The website displays the criteria to as a constant reminder and it currently reads as follows:


Honorees will live the values associated with the International Marathon Swimming Hall of Fame including commitment, integrity, courage, respect and excellence.

Drug Test Failure (adverse analytical findings, atypical finding, and other assorted anti-doping rule violations) by WADA or an authorized WADA body in any aquatics sport prevents a nominee from being selected and results in the removal of an honoree from the IMSHOF. This does not apply if the finding is overturned on appeal (reduction or removal of any punishment on appeal is not considered if the finding is not overturned). This can be a current test or a future test on an old sample.

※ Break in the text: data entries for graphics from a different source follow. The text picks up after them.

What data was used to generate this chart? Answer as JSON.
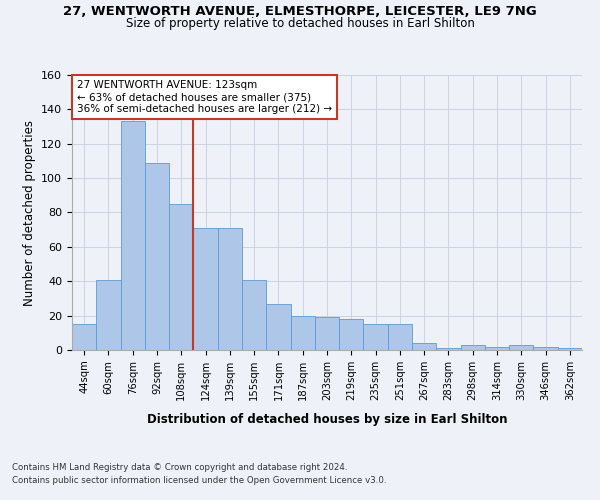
{
  "title_line1": "27, WENTWORTH AVENUE, ELMESTHORPE, LEICESTER, LE9 7NG",
  "title_line2": "Size of property relative to detached houses in Earl Shilton",
  "xlabel": "Distribution of detached houses by size in Earl Shilton",
  "ylabel": "Number of detached properties",
  "categories": [
    "44sqm",
    "60sqm",
    "76sqm",
    "92sqm",
    "108sqm",
    "124sqm",
    "139sqm",
    "155sqm",
    "171sqm",
    "187sqm",
    "203sqm",
    "219sqm",
    "235sqm",
    "251sqm",
    "267sqm",
    "283sqm",
    "298sqm",
    "314sqm",
    "330sqm",
    "346sqm",
    "362sqm"
  ],
  "values": [
    15,
    41,
    133,
    109,
    85,
    71,
    71,
    41,
    27,
    20,
    19,
    18,
    15,
    15,
    4,
    1,
    3,
    2,
    3,
    2,
    1
  ],
  "bar_color": "#aec6e8",
  "bar_edge_color": "#5b9bd5",
  "vline_color": "#c0392b",
  "annotation_box_edge": "#c0392b",
  "annotation_line1": "27 WENTWORTH AVENUE: 123sqm",
  "annotation_line2": "← 63% of detached houses are smaller (375)",
  "annotation_line3": "36% of semi-detached houses are larger (212) →",
  "ylim": [
    0,
    160
  ],
  "yticks": [
    0,
    20,
    40,
    60,
    80,
    100,
    120,
    140,
    160
  ],
  "footnote1": "Contains HM Land Registry data © Crown copyright and database right 2024.",
  "footnote2": "Contains public sector information licensed under the Open Government Licence v3.0.",
  "bg_color": "#eef2f8",
  "plot_bg_color": "#eef2f8"
}
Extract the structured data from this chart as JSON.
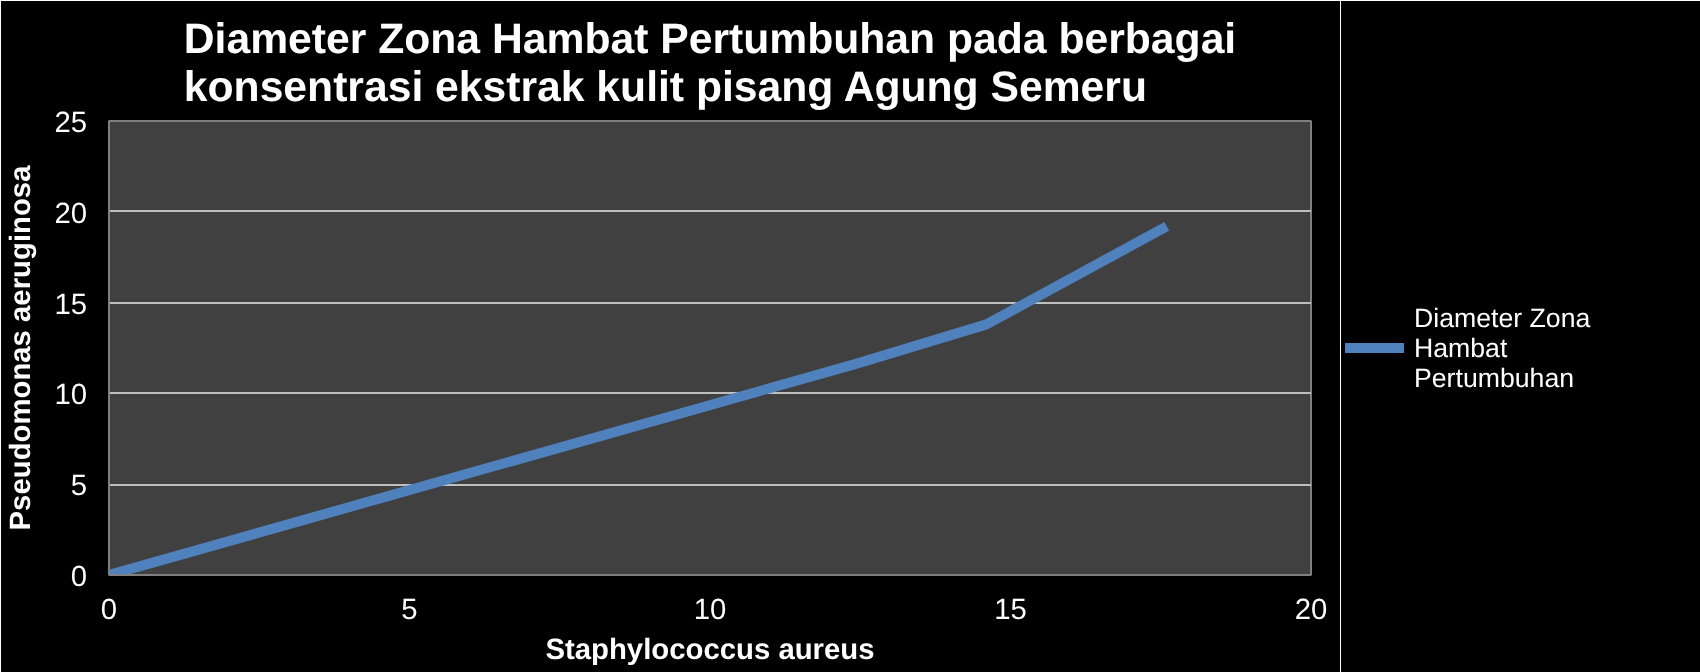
{
  "chart_data": {
    "type": "line",
    "title": "Diameter Zona Hambat Pertumbuhan pada berbagai konsentrasi ekstrak kulit pisang Agung Semeru",
    "xlabel": "Staphylococcus aureus",
    "ylabel": "Pseudomonas aeruginosa",
    "x": [
      0,
      12.4,
      14.6,
      17.6
    ],
    "series": [
      {
        "name": "Diameter Zona Hambat Pertumbuhan",
        "color": "#4f81bd",
        "values": [
          0,
          11.6,
          13.8,
          19.2
        ]
      }
    ],
    "xlim": [
      0,
      20
    ],
    "ylim": [
      0,
      25
    ],
    "xticks": [
      0,
      5,
      10,
      15,
      20
    ],
    "yticks": [
      0,
      5,
      10,
      15,
      20,
      25
    ],
    "grid": "y",
    "legend": "right",
    "marker": "none",
    "line_style": "solid"
  }
}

Conviction of Sexual Assault on a Child (and all appeals exhausted) by a local court prevents a nominee from being selected and results in the removal of an honoree from the IMSHOF.

Fraud in an organized fashion to create false marathon records (example an organization altering observer logs or selling false marathon completion certificates) prevents a nominee from being selected and results in the removal of an honoree from the IMSHOF.

IMSHOF believes that the sport of marathon swimming should encourage safe participation by all interested swimmers and contributors. Individuals or Organizations which repeatedly engage in creating entry barriers or a non-welcoming environment based on disability; race; country of origin; sex or sexual orientation/preference do not meet our ethics criteria. IMSHOF continues to monitor this criteria and evolve it over time.

Unfortunately, the five specifics above may not be exhaustive in the future. The IMSHOF deplores any ethical violations that seriously diminish the reputation of the IMSHOF and the sport of open water swimming.